No Festival de Sundance de 2018 a estreia deste documentário suscitou bastante interesse nos espectadores, apesar de se tratar de um filme algo desequilibrado entre a parte filmada na Nova Sibéria pelo realizador russo e a que se dividiu por outras geografias (Boston, Coreia do Sul) e rodada pelo coautor suíço.

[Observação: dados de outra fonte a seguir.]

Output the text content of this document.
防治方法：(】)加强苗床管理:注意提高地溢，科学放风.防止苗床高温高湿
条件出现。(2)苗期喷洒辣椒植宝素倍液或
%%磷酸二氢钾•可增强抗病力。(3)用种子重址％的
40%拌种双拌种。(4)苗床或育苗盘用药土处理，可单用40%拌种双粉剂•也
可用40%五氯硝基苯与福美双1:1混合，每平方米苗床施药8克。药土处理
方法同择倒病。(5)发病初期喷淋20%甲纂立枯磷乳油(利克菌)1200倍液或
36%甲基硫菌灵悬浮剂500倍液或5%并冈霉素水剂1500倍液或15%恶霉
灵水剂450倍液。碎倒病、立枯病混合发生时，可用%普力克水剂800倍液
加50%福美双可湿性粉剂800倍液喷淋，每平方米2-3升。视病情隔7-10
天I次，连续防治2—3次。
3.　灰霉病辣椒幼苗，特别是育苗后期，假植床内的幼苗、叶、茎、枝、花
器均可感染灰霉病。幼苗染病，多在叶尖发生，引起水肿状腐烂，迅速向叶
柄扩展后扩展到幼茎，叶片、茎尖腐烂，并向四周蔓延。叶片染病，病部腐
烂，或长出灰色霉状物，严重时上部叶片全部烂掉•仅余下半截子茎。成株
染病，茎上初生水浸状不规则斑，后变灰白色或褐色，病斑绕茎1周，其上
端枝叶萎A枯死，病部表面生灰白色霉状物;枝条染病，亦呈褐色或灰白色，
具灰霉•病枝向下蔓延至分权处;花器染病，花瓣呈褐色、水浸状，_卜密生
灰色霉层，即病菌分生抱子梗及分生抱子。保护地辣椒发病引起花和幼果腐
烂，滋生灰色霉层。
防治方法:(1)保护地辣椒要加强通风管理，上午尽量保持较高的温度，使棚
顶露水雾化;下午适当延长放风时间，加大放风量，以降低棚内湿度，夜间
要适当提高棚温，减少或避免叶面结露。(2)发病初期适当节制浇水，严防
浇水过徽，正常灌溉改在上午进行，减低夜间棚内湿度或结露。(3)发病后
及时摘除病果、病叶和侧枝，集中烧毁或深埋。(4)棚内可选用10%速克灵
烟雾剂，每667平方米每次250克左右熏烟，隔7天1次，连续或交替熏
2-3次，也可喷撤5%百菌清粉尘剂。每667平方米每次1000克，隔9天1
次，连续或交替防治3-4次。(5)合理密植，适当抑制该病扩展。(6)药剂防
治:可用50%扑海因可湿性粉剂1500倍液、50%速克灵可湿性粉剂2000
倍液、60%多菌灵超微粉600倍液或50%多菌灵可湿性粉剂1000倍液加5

No início ouvimos uma espécie de oração xamânica, que corresponde aos valores de homens em breve a agirem de forma completamente contraditória com a sua orientação: deveriam respeitar a Natureza e todas as suas manifestações de acordo com a crença de ser ela uma entidade viva e de incompreensíveis poderes. Mas a pobreza, a necessidade de pagar dividas ou a ambição de súbito enriquecimento levam anualmente dezenas de homens siberianos a deixarem as aldeias onde vivem para rumarem a norte e aí procurarem presas de mamute destapadas pelo descongelamento do permafrost. Em equipas de dois percorrem a desolada paisagem cinzenta, suportam ventos glaciais, acolhem-se em grutas onde existem pinturas rupestres com milhares de anos, e de vez em quando têm sorte. Vendidas para a China, essas presas valem-lhes milhares de dólares, que justificam o esforço. Mas o pior sucede para quantos regressam a casa de mãos a abanar. E até encontrando-as vazias, como sucede com um deles, porque a companheira fartou-se da miséria e partiu entretanto, apostada em encontrar melhor vida.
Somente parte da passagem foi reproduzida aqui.